En souriant, elle lui répondit,

— Je fais de mon mieux, au fait, je m’appelle Valentine, et toi ?

— Moi, c’est Axel.

— Enchantée, Axel !

— Moi de même Valentine

Puis ils furent interrompus par un collègue d’Axel qui le harponna. Lorsqu’il la quitta, il lui lança,

— Désolé, à bientôt peut-être !

Le tout souligné par un clin d’œil.

Ils se croisèrent encore, en d’autres occasions, toujours un mot sympa l’un pour l’autre, mais rien de très personnel, ils ne se retrouvaient que dans le cadre du travail.

Dans le restaurant, par contre, ils étaient dans une autre atmosphère, ils se découvraient l’un l’autre, leur passion visiblement commune pour la science-fiction, les visites de musées, l’humour noir, … La soirée passa très agréablement, ils décidèrent de commander un dessert pour prendre le temps de terminer la bouteille de vin qu’ils avaient entamé.

— Ce vin est bon, tu ne trouves pas ?

Valentine acquiesça,

— Oui, pas trop sec, fruité, comme je les aime.

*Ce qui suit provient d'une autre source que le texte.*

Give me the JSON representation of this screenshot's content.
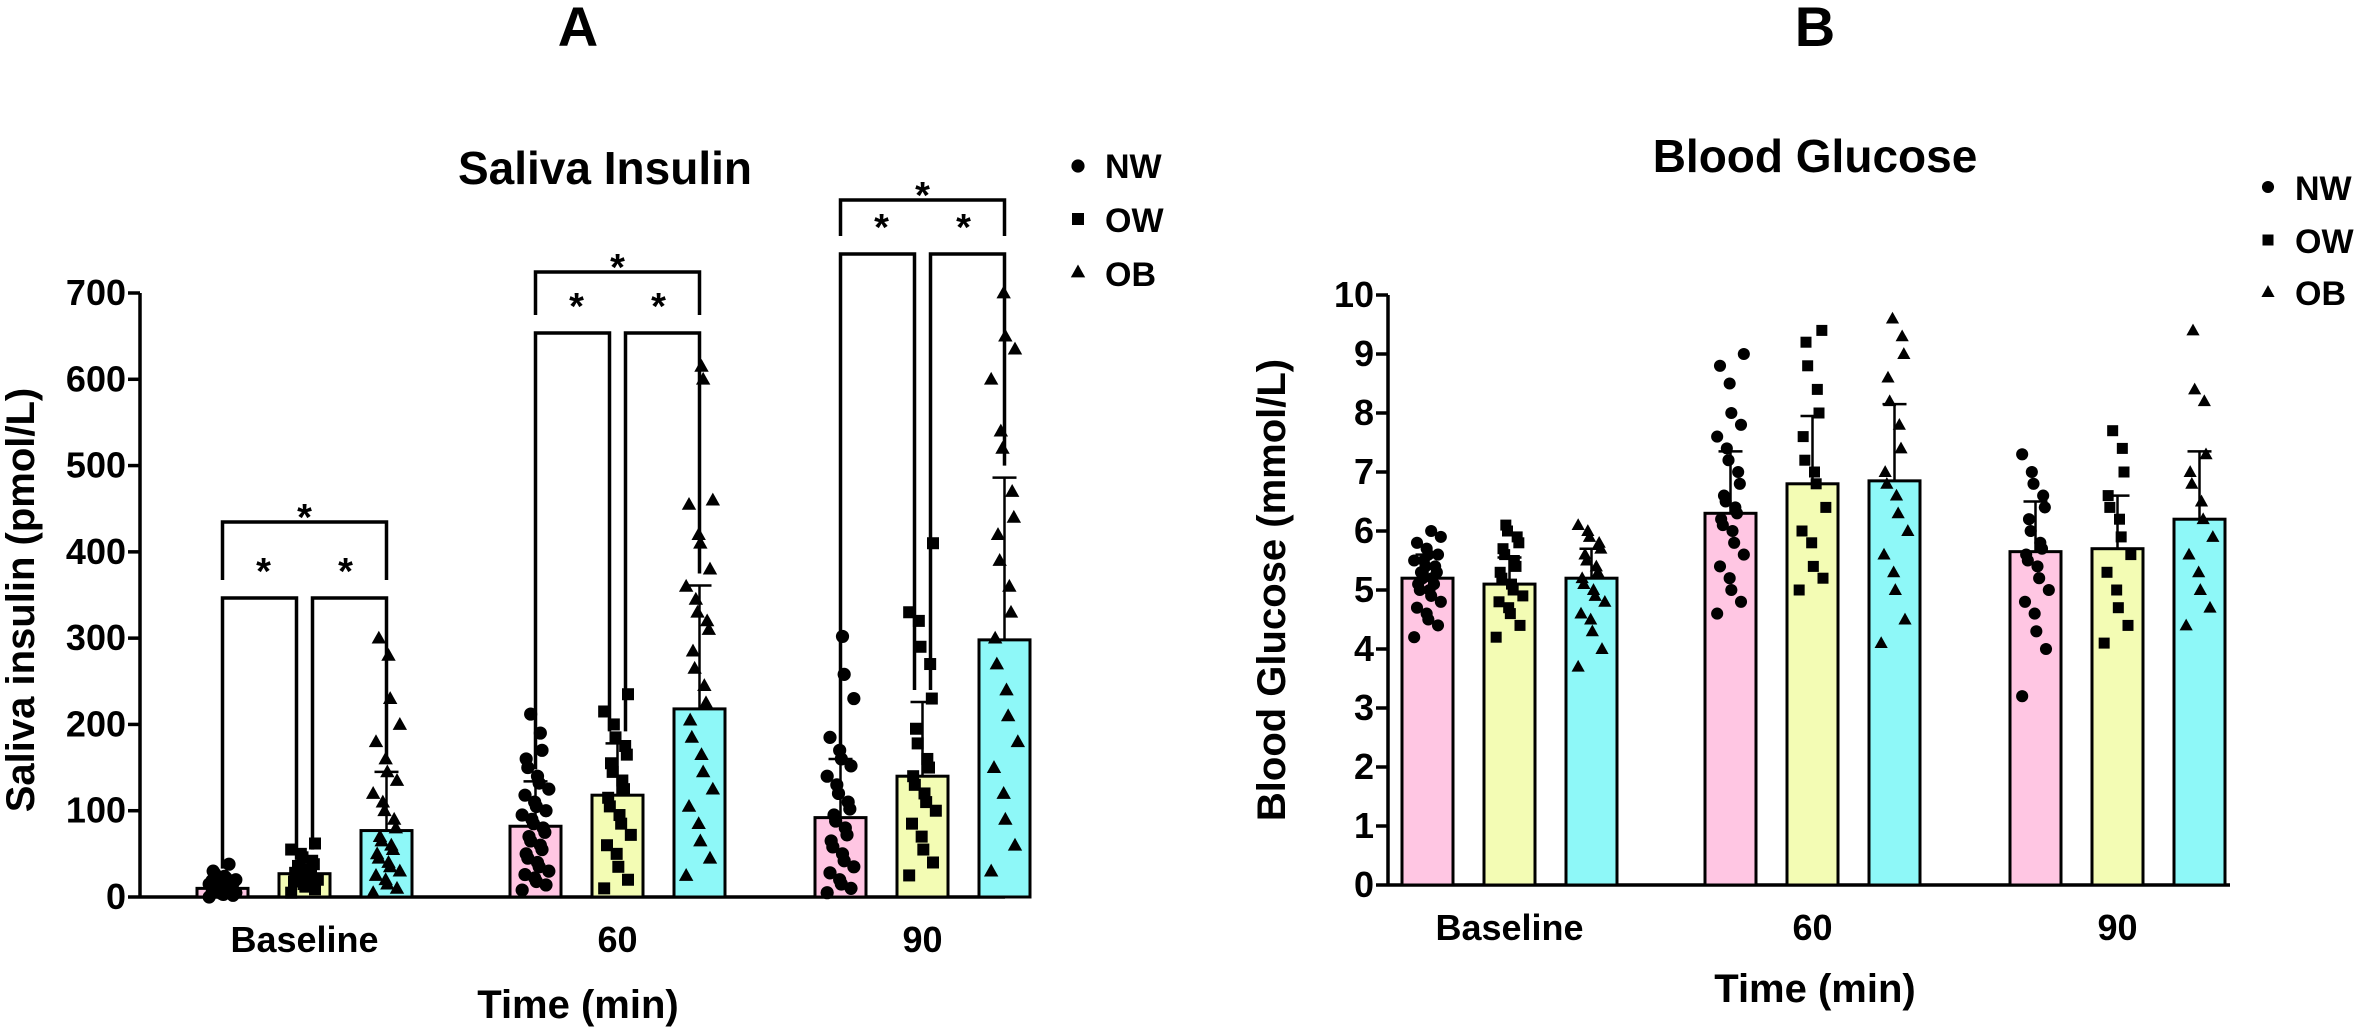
{
  "panels": [
    {
      "letter": "A"
    },
    {
      "letter": "B"
    }
  ],
  "colors": {
    "NW": "#ffc6e3",
    "OW": "#f3fcb4",
    "OB": "#8ef8f8"
  },
  "chart_data": [
    {
      "type": "bar",
      "title": "Saliva Insulin",
      "xlabel": "Time (min)",
      "ylabel": "Saliva insulin (pmol/L)",
      "categories": [
        "Baseline",
        "60",
        "90"
      ],
      "ylim": [
        0,
        700
      ],
      "yticks": [
        0,
        100,
        200,
        300,
        400,
        500,
        600,
        700
      ],
      "legend_position": "top-right",
      "series": [
        {
          "name": "NW",
          "marker": "circle",
          "values": [
            10,
            82,
            92
          ],
          "sd": [
            9,
            52,
            68
          ]
        },
        {
          "name": "OW",
          "marker": "square",
          "values": [
            27,
            118,
            140
          ],
          "sd": [
            14,
            60,
            86
          ]
        },
        {
          "name": "OB",
          "marker": "triangle",
          "values": [
            77,
            218,
            298
          ],
          "sd": [
            68,
            143,
            188
          ]
        }
      ],
      "points": {
        "NW": [
          [
            0,
            2,
            3,
            4,
            5,
            5,
            6,
            7,
            8,
            8,
            9,
            10,
            10,
            11,
            12,
            12,
            13,
            14,
            15,
            16,
            17,
            18,
            19,
            20,
            22,
            24,
            27,
            30,
            38
          ],
          [
            8,
            14,
            18,
            22,
            26,
            30,
            35,
            40,
            45,
            50,
            55,
            60,
            65,
            70,
            75,
            80,
            85,
            90,
            95,
            100,
            105,
            110,
            118,
            125,
            132,
            140,
            150,
            160,
            170,
            190,
            212
          ],
          [
            5,
            10,
            15,
            20,
            28,
            35,
            42,
            50,
            58,
            65,
            72,
            80,
            88,
            95,
            102,
            110,
            120,
            130,
            140,
            152,
            160,
            170,
            185,
            230,
            258,
            302
          ]
        ],
        "OW": [
          [
            5,
            9,
            12,
            15,
            18,
            20,
            22,
            24,
            26,
            28,
            30,
            32,
            34,
            36,
            38,
            42,
            46,
            50,
            55,
            62
          ],
          [
            10,
            20,
            35,
            50,
            60,
            72,
            85,
            95,
            105,
            115,
            125,
            135,
            145,
            155,
            165,
            175,
            185,
            200,
            215,
            235
          ],
          [
            25,
            40,
            55,
            70,
            85,
            100,
            110,
            120,
            130,
            140,
            150,
            160,
            178,
            195,
            230,
            270,
            290,
            320,
            330,
            410
          ]
        ],
        "OB": [
          [
            5,
            10,
            15,
            20,
            25,
            30,
            35,
            40,
            45,
            50,
            55,
            60,
            65,
            70,
            80,
            90,
            100,
            110,
            120,
            135,
            145,
            160,
            180,
            200,
            230,
            280,
            300
          ],
          [
            25,
            45,
            65,
            85,
            105,
            125,
            145,
            165,
            185,
            205,
            225,
            245,
            265,
            285,
            310,
            320,
            330,
            345,
            360,
            380,
            410,
            420,
            455,
            460,
            600,
            615
          ],
          [
            30,
            60,
            90,
            120,
            150,
            180,
            210,
            240,
            270,
            300,
            330,
            360,
            390,
            420,
            440,
            470,
            520,
            540,
            600,
            635,
            650,
            700
          ]
        ]
      },
      "significance": [
        {
          "group": "Baseline",
          "pairs": [
            [
              "NW",
              "OW"
            ],
            [
              "OW",
              "OB"
            ],
            [
              "NW",
              "OB"
            ]
          ],
          "label": "*"
        },
        {
          "group": "60",
          "pairs": [
            [
              "NW",
              "OW"
            ],
            [
              "OW",
              "OB"
            ],
            [
              "NW",
              "OB"
            ]
          ],
          "label": "*"
        },
        {
          "group": "90",
          "pairs": [
            [
              "NW",
              "OW"
            ],
            [
              "OW",
              "OB"
            ],
            [
              "NW",
              "OB"
            ]
          ],
          "label": "*"
        }
      ]
    },
    {
      "type": "bar",
      "title": "Blood Glucose",
      "xlabel": "Time (min)",
      "ylabel": "Blood Glucose (mmol/L)",
      "categories": [
        "Baseline",
        "60",
        "90"
      ],
      "ylim": [
        0,
        10
      ],
      "yticks": [
        0,
        1,
        2,
        3,
        4,
        5,
        6,
        7,
        8,
        9,
        10
      ],
      "legend_position": "top-right",
      "series": [
        {
          "name": "NW",
          "marker": "circle",
          "values": [
            5.2,
            6.3,
            5.65
          ],
          "sd": [
            0.4,
            1.05,
            0.85
          ]
        },
        {
          "name": "OW",
          "marker": "square",
          "values": [
            5.1,
            6.8,
            5.7
          ],
          "sd": [
            0.45,
            1.15,
            0.9
          ]
        },
        {
          "name": "OB",
          "marker": "triangle",
          "values": [
            5.2,
            6.85,
            6.2
          ],
          "sd": [
            0.5,
            1.3,
            1.15
          ]
        }
      ],
      "points": {
        "NW": [
          [
            4.2,
            4.4,
            4.5,
            4.6,
            4.7,
            4.8,
            4.9,
            5.0,
            5.0,
            5.1,
            5.1,
            5.2,
            5.2,
            5.3,
            5.3,
            5.4,
            5.4,
            5.5,
            5.5,
            5.6,
            5.6,
            5.7,
            5.8,
            5.9,
            6.0
          ],
          [
            4.6,
            4.8,
            5.0,
            5.2,
            5.4,
            5.6,
            5.8,
            6.0,
            6.1,
            6.2,
            6.3,
            6.4,
            6.5,
            6.6,
            6.8,
            7.0,
            7.2,
            7.4,
            7.6,
            7.8,
            8.0,
            8.5,
            8.8,
            9.0
          ],
          [
            3.2,
            4.0,
            4.3,
            4.6,
            4.8,
            5.0,
            5.2,
            5.4,
            5.5,
            5.6,
            5.7,
            5.8,
            6.0,
            6.2,
            6.4,
            6.6,
            6.8,
            7.0,
            7.3
          ]
        ],
        "OW": [
          [
            4.2,
            4.4,
            4.6,
            4.7,
            4.8,
            4.9,
            5.0,
            5.1,
            5.2,
            5.3,
            5.4,
            5.5,
            5.6,
            5.7,
            5.8,
            5.9,
            6.0,
            6.1
          ],
          [
            5.0,
            5.2,
            5.4,
            5.8,
            6.0,
            6.4,
            6.8,
            7.0,
            7.2,
            7.6,
            8.0,
            8.4,
            8.8,
            9.2,
            9.4
          ],
          [
            4.1,
            4.4,
            4.7,
            5.0,
            5.3,
            5.6,
            5.9,
            6.2,
            6.4,
            6.6,
            7.0,
            7.4,
            7.7
          ]
        ],
        "OB": [
          [
            3.7,
            4.0,
            4.3,
            4.5,
            4.6,
            4.8,
            4.9,
            5.0,
            5.1,
            5.2,
            5.3,
            5.4,
            5.5,
            5.6,
            5.7,
            5.8,
            5.9,
            6.0,
            6.1
          ],
          [
            4.1,
            4.5,
            5.0,
            5.3,
            5.6,
            6.0,
            6.3,
            6.6,
            6.8,
            7.0,
            7.4,
            7.8,
            8.2,
            8.6,
            9.0,
            9.3,
            9.6
          ],
          [
            4.4,
            4.7,
            5.0,
            5.3,
            5.6,
            5.9,
            6.2,
            6.5,
            6.8,
            7.0,
            7.3,
            8.2,
            8.4,
            9.4
          ]
        ]
      }
    }
  ]
}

— Normalement, leurs desserts sont aussi bons que leurs plats.

— Eh bien, je comparerais avec les tiramisus que j’ai déjà mangés précédemment

Elle goûta et eu un grand sourire

— Effectivement, il est bon !

— Je te l’avais dit !

Ils dégustèrent leur dessert à leur aise, puis quittèrent le restaurant pour rejoindre la maison où habitait Axel.

— Alors tu penses quoi de ce petit resto ?

— Bien, bonne adresse, merci de m’avoir initiée !

— De rien, c’est mieux qu’une pizza avec mes parents !

En rigolant, elle lui répondit,

— Je ne peux qu’imaginer, je n’ai jamais mangé de pizza avec eux.

Sur un ton tranché, il rétorqua,

— C’est vrai, mais tu peux me croire sur parole !

Elle tiqua un peu, puis dissipa cette drôle d’impression ; elle avait dû se méprendre. Le plus important, à présent, c’est qu’elle était avec lui, il n’y avait que cela qui comptait.